During a period of moderate inflation, inflation is not a problem. In other words, the goal is not to grow 2% a year. During those periods, the goal is not to beat inflation. The goal is to outperform the S&P 500. Investors want to grow 10%, 15%, 20% or more. Here the risk assets are the crown jewels. Bitcoin is great. He is a star asset. Excellent long term investment. But it is a risky asset. It is not necessarily a hedge against inflation. “Risk asset” is not a bad phrase. Here risk means opportunity.
Wall Street is very clear on Bitcoin. This downward cycle will pass and the institutions are not going to miss the opportunity. All this mess and confusion around words and terms comes from ideology. Bitcoin is not only a digital asset and an emerging market. It is also a digital tribe with its own culture and its own narratives. The configuration of the tribe is, in fact, quite diverse. However, libertarians, anarcho-capitalists and hard-line conservatives are the loudest camp in the field of discourse. They have proclaimed themselves as the official voices of Bitcoin implying the balance more towards the political than towards the financial.

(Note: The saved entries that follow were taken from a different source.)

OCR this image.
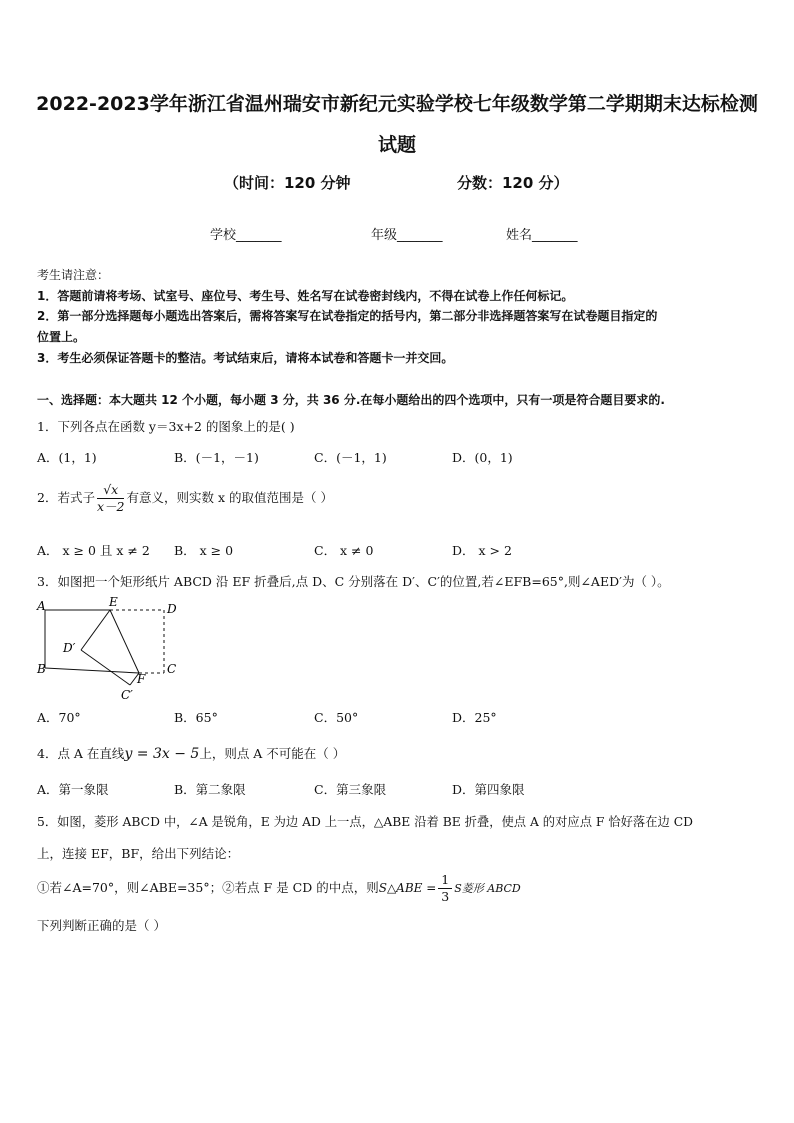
2022-2023学年浙江省温州瑞安市新纪元实验学校七年级数学第二学期期末达标检测
试题
（时间：120 分钟	分数：120 分）
学校_______	年级_______	姓名_______
考生请注意：
1．答题前请将考场、试室号、座位号、考生号、姓名写在试卷密封线内，不得在试卷上作任何标记。
2．第一部分选择题每小题选出答案后，需将答案写在试卷指定的括号内，第二部分非选择题答案写在试卷题目指定的
位置上。
3．考生必须保证答题卡的整洁。考试结束后，请将本试卷和答题卡一并交回。
一、选择题：本大题共 12 个小题，每小题 3 分，共 36 分.在每小题给出的四个选项中，只有一项是符合题目要求的.
1．下列各点在函数 y＝3x+2 的图象上的是( )
A．(1，1)	B．(－1，－1)	C．(－1，1)	D．(0，1)
2．若式子 $\frac{√x}{x-2}$ 有意义，则实数 x 的取值范围是（ ）
A． x ≥ 0 且 x ≠ 2 B． x ≥ 0	C． x ≠ 0	D． x > 2
3．如图把一个矩形纸片 ABCD 沿 EF 折叠后,点 D、C 分别落在 D′、C′的位置,若∠EFB=65°,则∠AED′为（ ）。
A	E	D
D′
B
F
C
C′
A．70°	B．65°	C．50°	D．25°
4．点 A 在直线y = 3x − 5上，则点 A 不可能在（ ）
A．第一象限	B．第二象限	C．第三象限	D．第四象限
5．如图，菱形 ABCD 中，∠A 是锐角，E 为边 AD 上一点，△ABE 沿着 BE 折叠，使点 A 的对应点 F 恰好落在边 CD
上，连接 EF，BF，给出下列结论：
①若∠A=70°，则∠ABE=35°；②若点 F 是 CD 的中点，则S△ABE = $\frac{1}{3}$ S菱形 ABCD
下列判断正确的是（ ）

Of course, there is also a silent majority whose goals are more financial than political. Militants dominate on Twitter. But investors dominate in price action. Users are the true owners of Bitcoin. And the new capitals are what will drive the price of Bitcoin in the future. The world is diverse. So Bitcoin, as it grows more, will be more and more diverse. Wall Street is slowly arriving. These are hard times. But this will not be forever. There are many reasons to see the future with optimism.
Disclaimer: The information and/or opinions expressed in this article do not necessarily represent the views or editorial line of Cointelegraph. The information set forth herein should not be taken as financial advice or investment recommendation. All investment and commercial movement involve risks and it is the responsibility of each person to do their due research before making an investment decision.